Balaram, S., Nguyen, C. M., Kassim, A., & Krishnaswamy, P. (2022). Consistency-Based Semi-supervised Evidential Active Learning for Diagnostic Radiograph Classification. Medical Image Computing and Computer Assisted Intervention – MICCAI 2022, 675–685. https://doi.org/10.1007/978-3-031-16431-6_64
Deep learning approaches achieve state-of-the-art performance for classifying radiology images, but rely on large labelled datasets that require resource-intensive annotation by specialists. Both semisupervised learning and active learning can be utilised to mitigate this annotation burden. However, there is limited work on combining the advantages of semi-supervised and active learning approaches for multi-label medical image classification. Here, we introduce a novel Consistency-based Semi-supervised Evidential Active Learning framework (CSEAL). Specifically, we leverage predictive uncertainty based on theories of evidence and subjective logic to develop an end-to-end integrated approach that combines consistency-based semi-supervised learning with uncertainty-based active learning. We apply our approach to enhance four leading consistency-based semi-supervised learning methods: Pseudo-labelling, Virtual Adversarial Training, Mean Teacher and NoTeacher. Extensive evaluations on multi-label Chest X-Ray classification tasks demonstrate that CSEAL achieves substantive performance improvements over two leading semi-supervised active learning baselines. Further, a class-wise breakdown of results shows that our approach can substantially improve accuracy on rarer abnormalities with fewer labelled samples.

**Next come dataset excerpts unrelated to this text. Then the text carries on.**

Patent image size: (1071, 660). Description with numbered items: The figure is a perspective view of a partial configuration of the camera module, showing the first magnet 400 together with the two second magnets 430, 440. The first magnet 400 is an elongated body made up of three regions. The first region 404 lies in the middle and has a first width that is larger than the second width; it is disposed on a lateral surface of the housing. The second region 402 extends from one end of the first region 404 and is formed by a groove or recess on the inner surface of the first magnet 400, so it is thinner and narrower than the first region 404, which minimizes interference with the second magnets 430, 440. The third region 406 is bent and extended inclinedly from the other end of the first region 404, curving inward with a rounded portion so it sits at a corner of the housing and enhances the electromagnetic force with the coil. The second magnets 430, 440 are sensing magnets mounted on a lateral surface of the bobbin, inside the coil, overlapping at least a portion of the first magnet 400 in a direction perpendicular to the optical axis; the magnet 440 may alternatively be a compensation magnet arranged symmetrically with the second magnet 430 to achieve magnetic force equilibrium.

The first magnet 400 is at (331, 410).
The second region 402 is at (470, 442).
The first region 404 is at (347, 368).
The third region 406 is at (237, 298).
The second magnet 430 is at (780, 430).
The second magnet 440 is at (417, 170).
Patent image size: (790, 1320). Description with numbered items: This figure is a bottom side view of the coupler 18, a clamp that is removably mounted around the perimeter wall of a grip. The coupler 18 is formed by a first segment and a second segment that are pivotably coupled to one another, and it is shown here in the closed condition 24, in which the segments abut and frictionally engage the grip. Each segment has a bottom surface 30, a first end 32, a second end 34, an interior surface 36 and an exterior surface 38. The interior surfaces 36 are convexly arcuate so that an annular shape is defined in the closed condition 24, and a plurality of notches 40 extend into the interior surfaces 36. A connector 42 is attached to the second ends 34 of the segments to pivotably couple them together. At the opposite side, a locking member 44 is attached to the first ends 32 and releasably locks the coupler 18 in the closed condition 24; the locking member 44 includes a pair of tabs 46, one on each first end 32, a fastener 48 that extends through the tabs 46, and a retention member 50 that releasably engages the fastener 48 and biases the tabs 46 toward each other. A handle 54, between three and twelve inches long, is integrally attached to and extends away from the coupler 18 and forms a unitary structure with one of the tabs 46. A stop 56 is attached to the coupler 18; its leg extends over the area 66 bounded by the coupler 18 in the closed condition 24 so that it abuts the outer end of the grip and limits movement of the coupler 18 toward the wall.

This research / project is supported by the A*STAR - AME Programmatic Funds
Grant Reference no. : A20H6b0151
Research efforts were supported by the Singapore International Graduate Award (SINGA Award), Agency for Science, Technology and Research (A*STAR) as well as funding and infrastructure for deep learning and medical imaging R&D from the Institute for Infocomm Research, Science and Engineering Research Council, A*STAR.